I believe that when I first wrote about Hal Roach and Mrs. Wilcox my point had something or other to do with the care and feeding of exotic pets. But now what is my point, you ask? It is ... uh ... that senior citizens keep telling the same story over and over again. NO, WAIT! That’s not it. My point is that old Mrs. Wilcox probably once had a teacup Chihuahua, but decided to replace him with a smaller, even more maintenance-free pet which only resembled a Chihuahua. So she went to her local pet store, purchased a top-of-the-line, pedigreed, teacup palmetto bug and named him Hal.

Where was I? Oh yeah, senior citizens and things that get smaller. Around this time of year the need for seniors to downsize becomes very apparent. My wife does most of the Christmas decorating, and gift wrapping. I learned long ago that my decorating capability was non-existent. “That’s not how you hang tinsel!” Marilyn would shout when I carefully laid several strands across my palm and then tossed them at the tree, in a very natural, fluid motion. “Just go somewhere and let me do it!” When it came to gift wrapping, my skills were even worse. The main problem was always one of dimensions. All of the gifts seemed to come in different sized boxes, and once I’d finally worked my way through three rolls of wrapping paper figuring out how to wrap that little square box, there was another one–this one much larger, and more or less oblong, with very sharp corners. Long ago she said she appreciated my efforts, but given the cost of wrapping paper and duct tape, we couldn’t afford for me to wrap any more presents. So she has persevered, decorating and buying and wrapping. And of course baking cookies. She always bakes Christmas cookies.

But the decorations have become fewer, as have the cookies. And our Christmas tree is not one of the live variety.

(When I was a kid, my dad would never cut down a live tree. He’d dig it up by the roots and put it in a large galvanized tub full of dirt. Mom didn’t appreciate the tub in the living room, but Dad hated to waste a perfectly good pine tree when he could transplant it after Christmas. But that’s another story altogether. In their later years, my parents simply put a plastic, two-foot tree on a table top and that was that.)

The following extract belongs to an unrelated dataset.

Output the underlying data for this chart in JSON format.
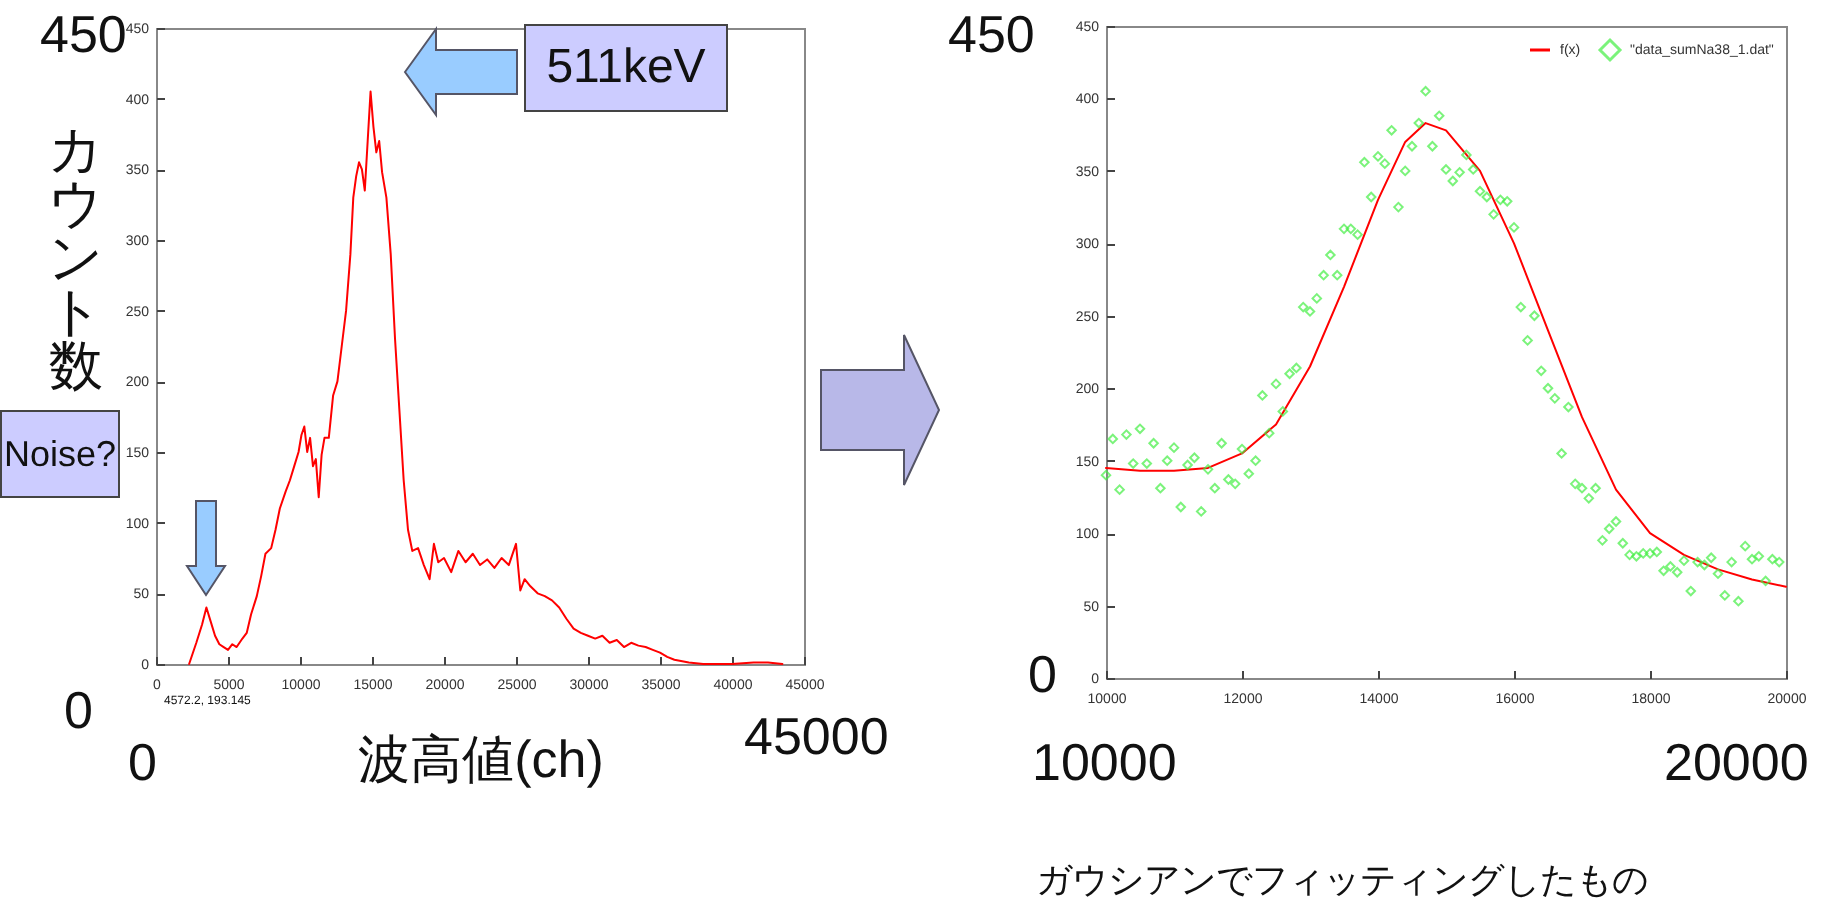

And we’ve followed suit. Gradually, over the years, our tree shrunk to one of those artificial trees with removable limbs. and from there to a three-footer that sits on top of a table in front of the living room window, but looks like a regulation-sized tree from the street.

I’ve gotta go now. Marilyn’s fixing some egg nog tonight. If I’m a good boy and take our palmetto bug, Biff, outside to do his business, I’ll get a whole thimble full. Of egg nog, that is.

(NOTE: We are responsible pet owners. After the holidays, we’re taking Biff to the vet’s to have him neutered.)